Alexandra en pleine action lors d’une compétition.
Alexandra en pleine action lors d’une compétition. Photo courtoisie

« J’ai fait ce qu’on me demandait, poursuit-elle. Je voulais tout faire pour perdre du poids. J’ai été sur une diète de 1000 calories par jour. » 

Quelque 13 années sont passées depuis. Les séquelles des propos dégradants, elles, n’ont jamais disparu.  

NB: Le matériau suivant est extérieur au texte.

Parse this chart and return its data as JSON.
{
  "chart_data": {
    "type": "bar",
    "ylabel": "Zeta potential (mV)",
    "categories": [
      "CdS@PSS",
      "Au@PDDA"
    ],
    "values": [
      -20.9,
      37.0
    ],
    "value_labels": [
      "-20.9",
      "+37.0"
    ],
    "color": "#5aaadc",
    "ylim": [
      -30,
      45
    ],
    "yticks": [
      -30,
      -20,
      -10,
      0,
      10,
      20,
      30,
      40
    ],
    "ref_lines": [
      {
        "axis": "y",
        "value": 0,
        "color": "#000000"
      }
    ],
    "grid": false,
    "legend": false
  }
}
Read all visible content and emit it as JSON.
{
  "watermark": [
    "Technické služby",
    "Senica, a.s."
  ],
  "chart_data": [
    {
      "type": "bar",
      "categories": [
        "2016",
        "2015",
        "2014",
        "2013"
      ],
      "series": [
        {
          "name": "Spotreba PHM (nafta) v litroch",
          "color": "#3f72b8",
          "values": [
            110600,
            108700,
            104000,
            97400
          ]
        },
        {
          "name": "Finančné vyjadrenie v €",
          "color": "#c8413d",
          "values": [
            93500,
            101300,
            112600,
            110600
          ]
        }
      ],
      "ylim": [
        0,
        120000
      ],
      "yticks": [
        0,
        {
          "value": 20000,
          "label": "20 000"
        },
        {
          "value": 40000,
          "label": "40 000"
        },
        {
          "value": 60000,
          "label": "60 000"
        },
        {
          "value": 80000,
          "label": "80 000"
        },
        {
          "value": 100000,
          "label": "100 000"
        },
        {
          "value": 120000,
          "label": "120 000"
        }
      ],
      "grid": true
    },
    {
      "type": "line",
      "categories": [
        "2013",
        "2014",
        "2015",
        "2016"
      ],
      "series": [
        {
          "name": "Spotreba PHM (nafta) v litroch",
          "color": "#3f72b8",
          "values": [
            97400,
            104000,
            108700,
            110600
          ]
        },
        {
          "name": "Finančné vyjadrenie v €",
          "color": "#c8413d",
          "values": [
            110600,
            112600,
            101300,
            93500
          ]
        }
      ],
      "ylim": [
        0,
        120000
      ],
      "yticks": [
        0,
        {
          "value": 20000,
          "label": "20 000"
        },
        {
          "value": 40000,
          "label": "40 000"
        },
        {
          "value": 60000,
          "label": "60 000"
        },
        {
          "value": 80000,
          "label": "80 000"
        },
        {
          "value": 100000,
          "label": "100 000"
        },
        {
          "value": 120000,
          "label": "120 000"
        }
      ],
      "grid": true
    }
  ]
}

Frappée par son entraîneuse 

Après sa retraite sportive, à 18 ans, Landry a longtemps été malade. Elle souffrait de pierres à la vésicule biliaire, ce qui, selon elle, est un résultat direct des années où elle s’est privée de nourriture pour tenter de respecter les standards qui lui étaient imposés. Encore aujourd’hui, elle est traitée pour de l’anxiété.  

Les abus n’étaient pas uniquement psychologiques, énonce Landry. Elle explique qu’un jour, après avoir commis une erreur lors d’une compétition, une entraîneuse l’a frappée dans une salle, devant toutes ses coéquipières. 

La jeune athlète n’a rien dit. Les ex-gymnastes avec qui Le Journal a discuté dans les derniers jours l’affirment toutes : il existe dans le milieu une culture de l’omertà.  

« C’était un peu comme si on avait eu un lavage de cerveau, dit Landry. Quand on allait à d’autres endroits et que je voyais comment des entraîneurs [étaient] plus doux, plus à l’écoute, je n’en revenais pas. Je me disais que si nous on était rendus au top, c’est parce que notre coach avait des pratiques abusives. »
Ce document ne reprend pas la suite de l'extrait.